Type 2 diabetes is a largely preventable condition that has reached epidemic proportions in the United States as people have become more sedentary and obesity-prone. Diabetes has been treatable in all forms since the 1920s.

"Coffee has surfaced as a beverage with a lot of up side and very little down side with respect to diabetes," said Michael Lefevre, a professor at Utah State University's Center for Advanced Nutrition who is among researchers worldwide trying to get to the bottom of the coffee/diabetes connection.

Benefits from coffee would appear to defy both logic and the findings of nearly every recent study on caffeine, the bean's natural stimulant that is concentrated in the brewing process. Caffeine makes controlling blood sugar more difficult, and diabetics who continue to drink sugar-free caffeinated drinks are shown time and again to have much more difficulty controlling blood sugar than those who stick to staying decaffeinated.

Some research is showing that whatever the positive effects of coffee, they are negated and possibly outweighed by the health-risk factors of caffeine. Decaffeinated coffee removes that negative factor, but the process to remove the caffeine seems to also remove some of its beneficial effects on blood glucose levels, according to some studies.

"It's a complex set of interactions within the body, and aspects of that are clearly too beneficial not to study further," Lefevre said.

The nature of both type 2 diabetes, which occurs usually around 40 years of age, and type 1, commonly called "juvenile diabetes" is deficiency in the production of or the normal response insulin, the blood glucose-controlling hormone produced in the pancreas.
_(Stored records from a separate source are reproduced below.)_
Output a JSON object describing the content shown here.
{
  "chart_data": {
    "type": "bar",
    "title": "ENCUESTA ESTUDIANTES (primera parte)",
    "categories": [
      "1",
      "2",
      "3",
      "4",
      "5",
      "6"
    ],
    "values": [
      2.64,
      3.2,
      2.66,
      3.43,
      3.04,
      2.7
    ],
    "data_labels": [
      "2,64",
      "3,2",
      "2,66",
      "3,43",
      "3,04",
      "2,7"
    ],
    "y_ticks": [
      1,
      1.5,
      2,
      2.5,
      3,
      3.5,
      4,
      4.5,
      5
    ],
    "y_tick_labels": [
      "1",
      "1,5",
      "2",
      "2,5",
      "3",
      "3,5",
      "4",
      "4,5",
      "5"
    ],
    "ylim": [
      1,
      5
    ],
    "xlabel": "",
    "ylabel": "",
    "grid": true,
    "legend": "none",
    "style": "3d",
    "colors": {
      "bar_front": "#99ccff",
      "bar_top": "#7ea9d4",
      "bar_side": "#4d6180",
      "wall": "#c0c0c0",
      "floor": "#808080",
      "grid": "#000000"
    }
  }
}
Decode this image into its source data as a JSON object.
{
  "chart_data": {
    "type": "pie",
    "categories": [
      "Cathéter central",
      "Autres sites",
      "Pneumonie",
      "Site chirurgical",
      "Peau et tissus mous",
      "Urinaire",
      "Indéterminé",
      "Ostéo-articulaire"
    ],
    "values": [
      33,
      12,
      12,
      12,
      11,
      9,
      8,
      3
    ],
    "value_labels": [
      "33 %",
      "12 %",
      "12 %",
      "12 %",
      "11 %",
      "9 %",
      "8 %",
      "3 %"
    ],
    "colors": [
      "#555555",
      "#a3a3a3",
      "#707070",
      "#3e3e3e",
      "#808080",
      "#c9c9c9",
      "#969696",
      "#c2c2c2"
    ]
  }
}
A whole host of health problems can result from uncontrolled blood sugar, from cuts that won't heal, constant hunger or thirst to heart disease and kidney failure.

According to the American Diabetes Association of Utah, in the developed world, diabetes is the most significant cause of adult blindness in the nonelderly and the leading cause of nontraumatic amputation in adults, and diabetic nephropathy is the number one illness requiring renal dialysis.